Quality check
The first step of the workflow is to perform quality check of raw sequence data. This check provides insights into the quality of reads which facilitate deciding over parameters such as length to trim.
Here, we use Fastqc
and Multiqc
tools. Fastqc generates a report in html format for each sequence file. Multiqc summarises all those reports into a single file making it easier to comprehend various quality metrics for the entire dataset.
File names
To execute Fastqc for each sequence file, we need a way to have access to all filenames. It can be done manually. But Snakemake provides a wonderful utility called glob_wildcards
. This utility automatically scans and fetch all file names following a given naming convention.
For example, our dataset has filenames in a specific format (e.g., Cancer1-2355_S61_L001_R1_001.fastq.gz
). Here, Cancer1-2355_S61
is the sample identifier and R1
is the direction of read.
We can represent all those files using a single syntax <sampleid>_L001_<read>_001.fastq.gz
. Here, sampleid
is the identifier for the read; read
is identifier for direction of read, i.e., R1, R2.
To extract all sampleid and read, we simply write a single statement using glob_wildcards
The following statement in our workflow scans the directory and fetch all sample and num information in two lists - SAMPLES AND NUMS.
# global wild cards of sample and pairpair list
(SAMPLES,NUMS) = glob_wildcards("/{sample}_L001_{num}_001.fastq.gz")
Fastqc rule
##########################################################
# FASTQC - QUALITY REPORTS
##########################################################
rule fastqc_before:
input:
INPUTDIR + "/" + FILE_NAME_PATTERN + EXT
output:
html = OUTPUTDIR + "/fastqc/before_trim/" + "{sample}_{num}_fastqc.html",
zip = OUTPUTDIR + "/fastqc/before_trim/" + "{sample}_{num}_fastqc.zip",
log:
OUTPUTDIR + "/logs/" + "fastqc/fastqc_{sample}_{num}.log",
threads: 20
resources:
mem_mb = 1024
wrapper:
"v5.5.2/bio/fastqc"
Multiqc rule
##########################################################
# MULTIQC - QUALITY REPORTS MERGE
##########################################################
rule multiqc_before:
input:
expand( OUTPUTDIR + "/fastqc/before_trim/" + "{sample}_{num}_fastqc.zip", sample=SAMPLES,num=NUMS)
output:
OUTPUTDIR + "/multiqc/before_trim/" + "multiqc_report.html",
log:
OUTPUTDIR + "/logs" + "/multiqc/multiqc.log",
params:
use_input_files_only=True,
wrapper:
"v6.2.0/bio/multiqc"
References
- Andrews, S. (2010).

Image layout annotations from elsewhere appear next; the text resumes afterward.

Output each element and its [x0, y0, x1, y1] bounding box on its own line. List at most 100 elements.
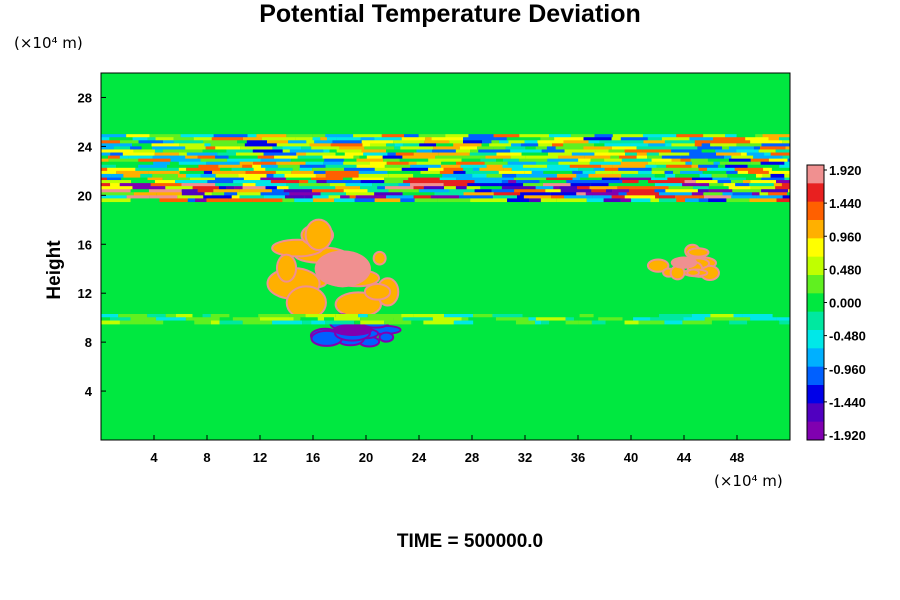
feature-streak: [402, 155, 436, 160]
feature-streak: [101, 158, 109, 163]
feature-streak: [760, 146, 786, 151]
feature-streak: [312, 189, 344, 193]
feature-streak: [736, 143, 762, 147]
feature-streak: [619, 176, 652, 181]
colorbar-label: 0.000: [829, 296, 862, 311]
feature-streak: [178, 167, 187, 172]
feature-streak: [601, 176, 620, 181]
feature-streak: [186, 152, 218, 157]
feature-streak: [316, 180, 327, 184]
feature-streak: [413, 313, 445, 318]
feature-streak: [540, 198, 557, 203]
feature-streak: [423, 186, 445, 190]
feature-streak: [315, 173, 326, 178]
feature-streak: [725, 164, 748, 169]
feature-streak: [673, 170, 681, 175]
feature-streak: [611, 195, 625, 199]
feature-streak: [242, 186, 266, 190]
feature-streak: [226, 149, 253, 154]
feature-blob: [372, 250, 387, 266]
feature-streak: [711, 173, 728, 178]
feature-streak: [486, 164, 503, 169]
feature-streak: [729, 320, 748, 325]
feature-streak: [229, 313, 259, 318]
feature-streak: [439, 170, 454, 175]
feature-streak: [384, 164, 411, 169]
feature-streak: [147, 313, 166, 318]
feature-streak: [119, 140, 139, 144]
feature-streak: [423, 320, 454, 325]
feature-streak: [398, 183, 411, 187]
feature-streak: [369, 161, 387, 166]
feature-streak: [101, 170, 117, 175]
feature-streak: [655, 161, 686, 166]
feature-streak: [343, 189, 368, 193]
feature-streak: [572, 176, 581, 181]
feature-streak: [710, 143, 737, 147]
feature-streak: [516, 173, 531, 178]
feature-streak: [198, 164, 219, 169]
feature-streak: [101, 189, 131, 193]
feature-streak: [775, 149, 790, 154]
feature-streak: [560, 189, 592, 193]
feature-streak: [782, 140, 790, 144]
feature-streak: [344, 152, 364, 157]
feature-streak: [482, 140, 492, 144]
feature-streak: [219, 320, 243, 325]
feature-streak: [266, 173, 274, 178]
feature-streak: [525, 146, 536, 151]
feature-streak: [228, 198, 253, 203]
feature-streak: [203, 195, 232, 199]
feature-streak: [173, 137, 194, 141]
feature-streak: [290, 158, 325, 163]
feature-streak: [569, 164, 601, 169]
feature-streak: [431, 137, 464, 141]
feature-streak: [186, 167, 221, 172]
feature-streak: [325, 173, 359, 178]
colorbar-swatch: [807, 220, 824, 239]
feature-streak: [594, 152, 626, 157]
feature-streak: [580, 176, 602, 181]
feature-streak: [499, 183, 524, 187]
feature-streak: [713, 161, 720, 166]
feature-streak: [694, 143, 702, 147]
feature-streak: [481, 143, 490, 147]
feature-streak: [311, 320, 326, 325]
feature-streak: [491, 140, 500, 144]
feature-streak: [258, 313, 290, 318]
feature-streak: [194, 170, 204, 175]
feature-streak: [408, 161, 417, 166]
feature-streak: [202, 149, 227, 154]
feature-streak: [762, 134, 790, 138]
plot-frame: [100, 72, 791, 441]
feature-streak: [579, 313, 594, 318]
feature-streak: [588, 173, 622, 178]
feature-streak: [154, 149, 163, 154]
feature-streak: [768, 192, 788, 196]
feature-streak: [141, 146, 153, 151]
feature-streak: [621, 158, 643, 163]
feature-streak: [731, 180, 743, 184]
feature-streak: [484, 161, 508, 166]
feature-streak: [656, 164, 667, 169]
feature-streak: [437, 198, 471, 203]
feature-streak: [228, 155, 258, 160]
feature-streak: [234, 186, 243, 190]
feature-streak: [449, 140, 464, 144]
feature-streak: [276, 161, 306, 166]
feature-streak: [503, 167, 512, 172]
feature-streak: [598, 317, 623, 322]
x-tick-label: 24: [412, 450, 427, 465]
feature-streak: [474, 180, 502, 184]
feature-streak: [654, 173, 666, 178]
feature-streak: [779, 164, 790, 169]
feature-streak: [756, 173, 763, 178]
feature-streak: [507, 161, 536, 166]
feature-streak: [511, 143, 521, 147]
feature-streak: [242, 183, 256, 187]
feature-streak: [502, 158, 519, 163]
feature-streak: [761, 189, 789, 193]
feature-streak: [235, 152, 264, 157]
feature-streak: [360, 180, 385, 184]
feature-streak: [753, 146, 761, 151]
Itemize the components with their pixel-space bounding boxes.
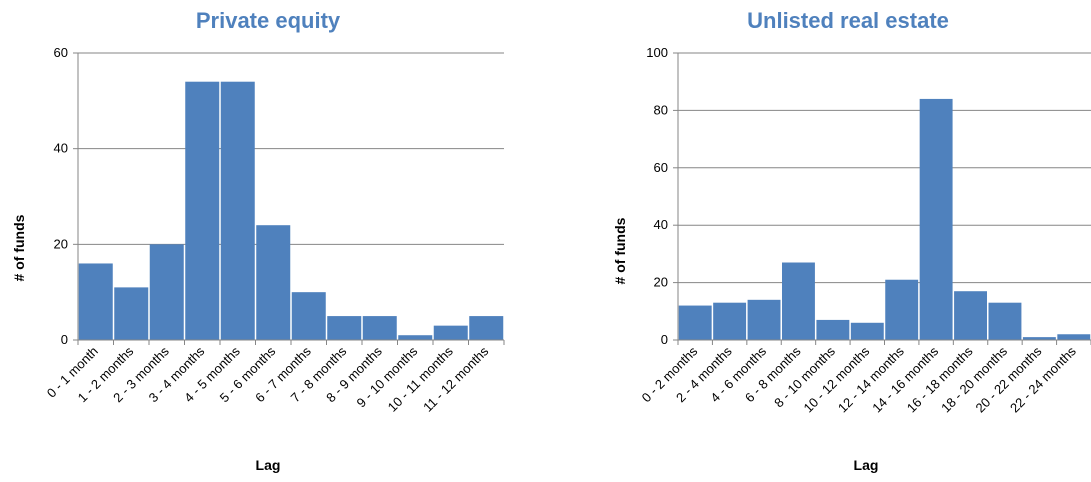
y-tick-label: 0 (661, 332, 668, 347)
gridlines (78, 52, 504, 245)
axes (73, 52, 505, 345)
chart-private-equity: Private equity Lag # of funds 0 20 40 60 0 … (0, 0, 520, 477)
bar (78, 263, 113, 340)
chart-title: Unlisted real estate (747, 8, 949, 33)
y-ticks: 0 20 40 60 (54, 45, 68, 347)
bar (149, 244, 184, 340)
y-axis-title: # of funds (11, 214, 27, 281)
bar (256, 225, 291, 340)
bar (988, 302, 1022, 340)
bar (678, 305, 712, 340)
bar (291, 292, 326, 340)
bar (885, 279, 919, 340)
bar (398, 335, 433, 340)
y-tick-label: 100 (646, 45, 668, 60)
bar (469, 316, 504, 340)
bar (185, 81, 220, 340)
y-tick-label: 40 (54, 141, 68, 156)
bar (954, 291, 987, 340)
y-tick-label: 0 (61, 332, 68, 347)
bar (220, 81, 255, 340)
bar (114, 287, 149, 340)
bar (850, 322, 884, 340)
bar (433, 325, 468, 340)
y-tick-label: 80 (654, 102, 668, 117)
chart-unlisted-real-estate: Unlisted real estate Lag # of funds 0 20 4… (560, 0, 1091, 477)
bars (78, 81, 504, 340)
y-tick-label: 20 (54, 236, 68, 251)
bar (816, 319, 850, 340)
bar (327, 316, 362, 340)
y-tick-label: 20 (654, 275, 668, 290)
bar (747, 299, 781, 340)
axes (673, 52, 1091, 345)
bar (919, 98, 953, 340)
bar (1057, 334, 1091, 340)
y-ticks: 0 20 40 60 80 100 (646, 45, 668, 347)
bar (782, 262, 815, 340)
chart-unlisted-real-estate-svg: Unlisted real estate Lag # of funds 0 20 4… (612, 8, 1091, 473)
bar (713, 302, 747, 340)
bar (1022, 337, 1056, 340)
y-tick-label: 60 (54, 45, 68, 60)
x-axis-title: Lag (854, 457, 879, 473)
gridlines (678, 52, 1091, 284)
bar (362, 316, 397, 340)
y-tick-label: 40 (654, 217, 668, 232)
chart-private-equity-svg: Private equity Lag # of funds 0 20 40 60 0 … (11, 8, 505, 473)
chart-title: Private equity (196, 8, 341, 33)
x-axis-title: Lag (256, 457, 281, 473)
y-axis-title: # of funds (612, 217, 628, 284)
bars (678, 98, 1091, 340)
y-tick-label: 60 (654, 160, 668, 175)
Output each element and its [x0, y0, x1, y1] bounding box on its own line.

FastQC: A Quality Control Tool for High Throughput Sequence Data [Online]. Available online at: http://www.bioinformatics.babraham.ac.uk/projects/fastqc/
- Ewels, P., Magnusson, M., Lundin, S., & Käller, M. (2016). MultiQC: summarize analysis results for multiple tools and samples in a single report. Bioinformatics, 32(19), 3047-3048.